The first Rekolok, number 50 3501, left Stendal Reichsbahn repair shop (Reichsbahnausbesserungswerk or RAW), which had carried out the work, on 12 November 1957. The first Reko 50, from then on designated as Class 50.35, was assigned to Güsten locomotive shed (Bahnbetriebswerk or Bw). With the delivery of 01 535 by RAW Meiningen on 31 May 1965 the Reko program was initially declared as finished, but in fact it wasn't. For in 1968 the state and party leadership of the GDR tasked the Reichsbahn, to produce a strategic reserve of 45 Class 03 express train locomotives with an 18-ton average axle load. From 1968 to 1972, not just the required 45, but as many as 52 locomotives of this class were fitted with Reko boilers in RAW Meiningen from the largely retired Class 22 (formerly Class 39, Prussian P 10) engines. The Class 58.30 Rekolokomotives were, due to their age and the very extensive repairs and work required on the donor vehicles, the most expensive conversions of the whole programme.

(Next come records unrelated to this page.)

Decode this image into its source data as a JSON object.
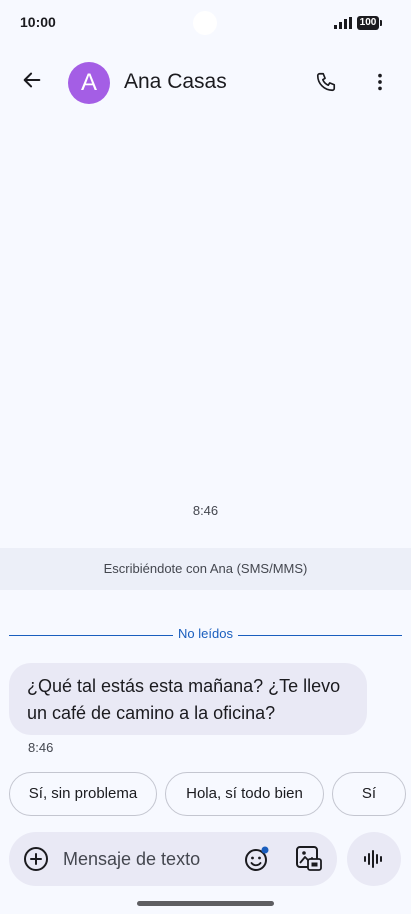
{
  "status_bar": {
    "time": "10:00",
    "battery": "100"
  },
  "header": {
    "avatar_letter": "A",
    "contact_name": "Ana Casas"
  },
  "conversation": {
    "timestamp": "8:46",
    "sms_notice": "Escribiéndote con Ana (SMS/MMS)",
    "unread_label": "No leídos",
    "message": {
      "line1": "¿Qué tal estás esta mañana? ¿Te llevo",
      "line2": "un café de camino a la oficina?",
      "time": "8:46"
    }
  },
  "smart_replies": [
    "Sí, sin problema",
    "Hola, sí todo bien",
    "Sí"
  ],
  "compose": {
    "placeholder": "Mensaje de texto"
  },
  "colors": {
    "accent": "#1a5ebe",
    "avatar": "#a45ee5",
    "bubble": "#e9e9f5",
    "background": "#f7f9ff"
  },
  "icons": [
    "back-arrow-icon",
    "phone-icon",
    "more-vert-icon",
    "add-circle-icon",
    "emoji-icon",
    "gallery-icon",
    "voice-icon",
    "signal-icon",
    "battery-icon"
  ]
}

The following normal gauge steam locomotive classes were reconstructed by the Deutsche Reichsbahn and regrouped into a new class or sub-class:

- 1962-1965: 35 locomotives of DRG Class 01 to DR Class 01.5
- 1969-1972: 52 locomotives of DRG Class 03
- 1959: 16 locomotives of DRG Class 03.10
- 1958-1962: 85 locomotives of DRG Class 39 to DR Class 22
- 1957-1960: 80 locomotives of DRG Class 41 to DR Class 41 (Reko)
- 1957-1961: 208 locomotives of DRG Class 50 to DR Class 50.35-37
- 1960-1965: 154 locomotives of DRB Class 52 to DR Class 52.80
- 1958-1962: 56 locomotives of DRG Class 58 (ex Prussian G 12) to DR Class 58.30
and as individual vehicles for experimental testing and, sometimes, trials equipment platforms:
- 1961-1965: 5 experimental locomotives: VES-M Halle DR 18 201, 18 314, 19 015, 19 022, 23 001 (DRG)

The VES-M Halle in Halle (Saale) was responsible for the reconstruction programme.